I’d forgotten. “Yes, the blue tie.” Just like the man staring at his phone three tables over that she passed by. I need to donate to a church or something to thank whatever deity guided my hand.

“Rick, right?”

“Calix,” I correct without thinking. “But friends call me Cal.”

“Oh? But in our messages you said you were Rick.”

“I never use my real name online,” I answer. This must be a blind date. Her last one and my first. How fortuitous.

“I see. That makes sense.

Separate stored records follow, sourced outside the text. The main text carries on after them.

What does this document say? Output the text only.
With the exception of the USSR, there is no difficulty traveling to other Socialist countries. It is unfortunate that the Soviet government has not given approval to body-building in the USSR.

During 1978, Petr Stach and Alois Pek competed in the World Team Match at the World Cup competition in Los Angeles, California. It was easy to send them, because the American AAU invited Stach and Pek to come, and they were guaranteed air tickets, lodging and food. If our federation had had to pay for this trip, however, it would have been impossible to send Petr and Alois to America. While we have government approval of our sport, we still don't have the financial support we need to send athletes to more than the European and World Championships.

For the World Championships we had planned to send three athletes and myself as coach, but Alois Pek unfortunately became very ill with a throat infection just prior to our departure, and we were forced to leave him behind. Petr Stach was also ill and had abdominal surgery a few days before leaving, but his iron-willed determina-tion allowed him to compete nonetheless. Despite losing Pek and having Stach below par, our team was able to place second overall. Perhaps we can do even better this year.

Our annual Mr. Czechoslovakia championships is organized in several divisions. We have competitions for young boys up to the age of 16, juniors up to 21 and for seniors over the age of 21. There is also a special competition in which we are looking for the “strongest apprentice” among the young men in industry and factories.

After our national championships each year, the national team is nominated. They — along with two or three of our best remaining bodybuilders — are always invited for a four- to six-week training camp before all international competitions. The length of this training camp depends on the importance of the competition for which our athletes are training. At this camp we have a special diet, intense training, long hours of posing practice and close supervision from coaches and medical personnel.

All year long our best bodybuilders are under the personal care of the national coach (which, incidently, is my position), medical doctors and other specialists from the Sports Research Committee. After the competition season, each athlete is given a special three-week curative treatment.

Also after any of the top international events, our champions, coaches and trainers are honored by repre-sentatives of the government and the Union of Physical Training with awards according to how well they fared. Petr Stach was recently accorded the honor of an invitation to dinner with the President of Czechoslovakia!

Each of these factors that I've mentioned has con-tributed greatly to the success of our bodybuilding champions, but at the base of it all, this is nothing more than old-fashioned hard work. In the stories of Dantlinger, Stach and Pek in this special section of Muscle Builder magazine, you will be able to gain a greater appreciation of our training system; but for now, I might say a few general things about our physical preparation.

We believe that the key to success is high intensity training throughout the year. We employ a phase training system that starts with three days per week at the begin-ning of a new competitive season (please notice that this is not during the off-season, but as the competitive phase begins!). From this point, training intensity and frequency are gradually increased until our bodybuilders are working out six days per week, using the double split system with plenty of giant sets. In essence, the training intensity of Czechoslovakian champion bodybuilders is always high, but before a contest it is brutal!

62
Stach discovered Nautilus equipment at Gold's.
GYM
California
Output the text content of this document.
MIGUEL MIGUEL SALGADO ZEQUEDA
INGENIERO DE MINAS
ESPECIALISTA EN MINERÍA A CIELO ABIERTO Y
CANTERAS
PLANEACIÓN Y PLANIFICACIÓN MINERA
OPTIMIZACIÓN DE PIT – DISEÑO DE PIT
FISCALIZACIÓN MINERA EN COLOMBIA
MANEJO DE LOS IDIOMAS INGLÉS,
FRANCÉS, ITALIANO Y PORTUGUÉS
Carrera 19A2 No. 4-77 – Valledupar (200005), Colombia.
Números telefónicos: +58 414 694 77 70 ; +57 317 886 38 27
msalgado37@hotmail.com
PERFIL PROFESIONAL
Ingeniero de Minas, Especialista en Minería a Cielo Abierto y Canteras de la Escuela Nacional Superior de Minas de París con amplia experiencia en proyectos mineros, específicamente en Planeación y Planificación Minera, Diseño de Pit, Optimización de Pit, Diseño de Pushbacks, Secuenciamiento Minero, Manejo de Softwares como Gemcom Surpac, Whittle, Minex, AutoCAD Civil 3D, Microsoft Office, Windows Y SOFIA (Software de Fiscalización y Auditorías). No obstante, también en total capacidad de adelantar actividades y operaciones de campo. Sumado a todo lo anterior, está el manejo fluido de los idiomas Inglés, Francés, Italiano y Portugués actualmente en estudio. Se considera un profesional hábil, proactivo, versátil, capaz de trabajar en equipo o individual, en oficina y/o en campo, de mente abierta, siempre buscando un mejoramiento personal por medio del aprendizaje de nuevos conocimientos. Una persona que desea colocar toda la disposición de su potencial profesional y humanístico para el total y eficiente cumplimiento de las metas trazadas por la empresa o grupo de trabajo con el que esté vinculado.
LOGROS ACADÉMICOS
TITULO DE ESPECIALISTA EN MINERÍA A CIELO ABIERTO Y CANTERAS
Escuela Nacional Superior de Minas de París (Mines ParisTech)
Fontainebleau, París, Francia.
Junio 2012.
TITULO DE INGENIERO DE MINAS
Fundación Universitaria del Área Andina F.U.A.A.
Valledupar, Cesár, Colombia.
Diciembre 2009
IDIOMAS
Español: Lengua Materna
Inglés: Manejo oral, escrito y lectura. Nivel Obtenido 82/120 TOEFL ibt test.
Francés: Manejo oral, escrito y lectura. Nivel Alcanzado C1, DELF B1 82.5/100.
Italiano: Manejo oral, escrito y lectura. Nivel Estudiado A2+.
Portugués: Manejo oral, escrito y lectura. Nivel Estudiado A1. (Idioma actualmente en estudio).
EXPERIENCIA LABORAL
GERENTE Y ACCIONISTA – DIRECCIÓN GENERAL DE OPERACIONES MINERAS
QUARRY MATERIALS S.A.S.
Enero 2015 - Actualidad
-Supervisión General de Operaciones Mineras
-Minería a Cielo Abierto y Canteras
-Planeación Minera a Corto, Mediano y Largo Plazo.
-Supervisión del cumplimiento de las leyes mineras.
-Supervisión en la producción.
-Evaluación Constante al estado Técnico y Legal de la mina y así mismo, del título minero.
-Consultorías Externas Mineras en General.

You can’t be too careful.”

She rummages in her purse and then draws out a wad of papers, folded in thirds. “I brought the contract.”

“Yes.” My mind races frantically to guess what the contract is about. A blind date wouldn’t need a contract. Would it? I’ve never been on one before. Have spent my whole life actively avoiding them.

“I put down that you’re a writer.”

“That’s wrong.” If it’s a real contract, my identification will have to be real or it will be invalid. Whatever the contract is for, it’s important to her. This meeting is agonizing for her. Something is forcing her to be here.

“But that’s what you told me?—"

“I lied. About everything. Well, not everything. I do agree with this—” I tip my head toward the contract. “But my job, my name, all of that, I made it up. It’s the internet. I’m trying to be careful.”

She sits back and tries to take it all in, but in the end she’s desperate. “Beggars can’t be choosers. If you’re still in agreement, I’ll take you despite our—” She waves her hands.